A Living Constitutional Identity: the Contribution of non Judicial Actors

The aim of this research project will be to find an alternative route to approach constitutional identity of the EU Member States, answering the following basic question: “are the actions of the EU and national constitutional players -others than the Courts- influenced by the need to protect the members states' constitutional identity?”.

Constitutional identity has mostly been approached from a judicial perspective.

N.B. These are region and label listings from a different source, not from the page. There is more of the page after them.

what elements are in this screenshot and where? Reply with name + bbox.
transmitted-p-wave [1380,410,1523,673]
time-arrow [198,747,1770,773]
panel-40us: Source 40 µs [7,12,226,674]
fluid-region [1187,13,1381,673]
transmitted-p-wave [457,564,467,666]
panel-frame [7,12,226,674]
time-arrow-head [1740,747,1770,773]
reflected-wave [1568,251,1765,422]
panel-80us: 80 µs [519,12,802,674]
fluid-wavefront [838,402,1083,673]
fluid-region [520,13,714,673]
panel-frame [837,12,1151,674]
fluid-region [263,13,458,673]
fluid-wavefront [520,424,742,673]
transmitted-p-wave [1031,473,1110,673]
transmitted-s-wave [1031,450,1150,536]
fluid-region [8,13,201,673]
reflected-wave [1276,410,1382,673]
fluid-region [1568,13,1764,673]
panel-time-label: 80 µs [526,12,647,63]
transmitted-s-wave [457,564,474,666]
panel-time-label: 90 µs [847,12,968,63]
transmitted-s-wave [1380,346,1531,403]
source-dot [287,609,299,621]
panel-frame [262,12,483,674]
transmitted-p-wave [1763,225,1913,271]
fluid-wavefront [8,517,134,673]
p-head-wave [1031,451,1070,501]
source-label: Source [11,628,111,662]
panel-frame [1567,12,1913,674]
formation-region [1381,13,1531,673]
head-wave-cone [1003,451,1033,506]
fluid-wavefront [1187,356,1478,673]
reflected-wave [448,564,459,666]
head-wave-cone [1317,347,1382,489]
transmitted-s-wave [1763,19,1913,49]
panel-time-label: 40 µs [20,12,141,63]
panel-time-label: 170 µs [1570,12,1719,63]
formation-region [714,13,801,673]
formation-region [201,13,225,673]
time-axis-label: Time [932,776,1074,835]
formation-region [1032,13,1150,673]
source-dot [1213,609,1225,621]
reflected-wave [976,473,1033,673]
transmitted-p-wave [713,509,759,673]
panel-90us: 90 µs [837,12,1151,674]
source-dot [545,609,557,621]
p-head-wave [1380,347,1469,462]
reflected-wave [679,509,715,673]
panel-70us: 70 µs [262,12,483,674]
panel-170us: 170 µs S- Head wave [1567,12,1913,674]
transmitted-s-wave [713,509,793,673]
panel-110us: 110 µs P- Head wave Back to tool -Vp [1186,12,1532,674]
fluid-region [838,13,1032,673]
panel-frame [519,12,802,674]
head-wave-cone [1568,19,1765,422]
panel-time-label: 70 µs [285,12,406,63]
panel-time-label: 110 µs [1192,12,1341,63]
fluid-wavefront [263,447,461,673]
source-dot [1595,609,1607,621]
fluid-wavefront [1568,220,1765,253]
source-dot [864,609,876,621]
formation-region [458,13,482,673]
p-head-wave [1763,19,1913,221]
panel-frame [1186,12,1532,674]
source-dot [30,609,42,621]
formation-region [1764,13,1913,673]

This project aims at investigating constitutional identity from a new perspective, which focuses on the contribution of non judicial actors to the definition of the concept.

The investigation of a sort of “living constitutional identity” will pass through the examination of flexibility mechanisms adopted in the EU in order to build a “differentiated integration”. A central argument of this project is that, in the European context, a connection can be established between, on the one hand, the protection of constitutional identity and, on the other hand, the praxis of introducing various mechanisms of flexibility at the EU level affecting the degree of integration of the Member States in the Union, which give way to a certain degree of “differentiated integration” of Member States within the EU.

Through my research, I will try to address the following questions:

1. Is it possible to identify a more concrete shape of constitutional identity of Member States through the investigation of flexibility mechanisms recently adopted by EU Institutions?

2. Are national governments “using” EU as an argument to break the constitutional identities of their own states?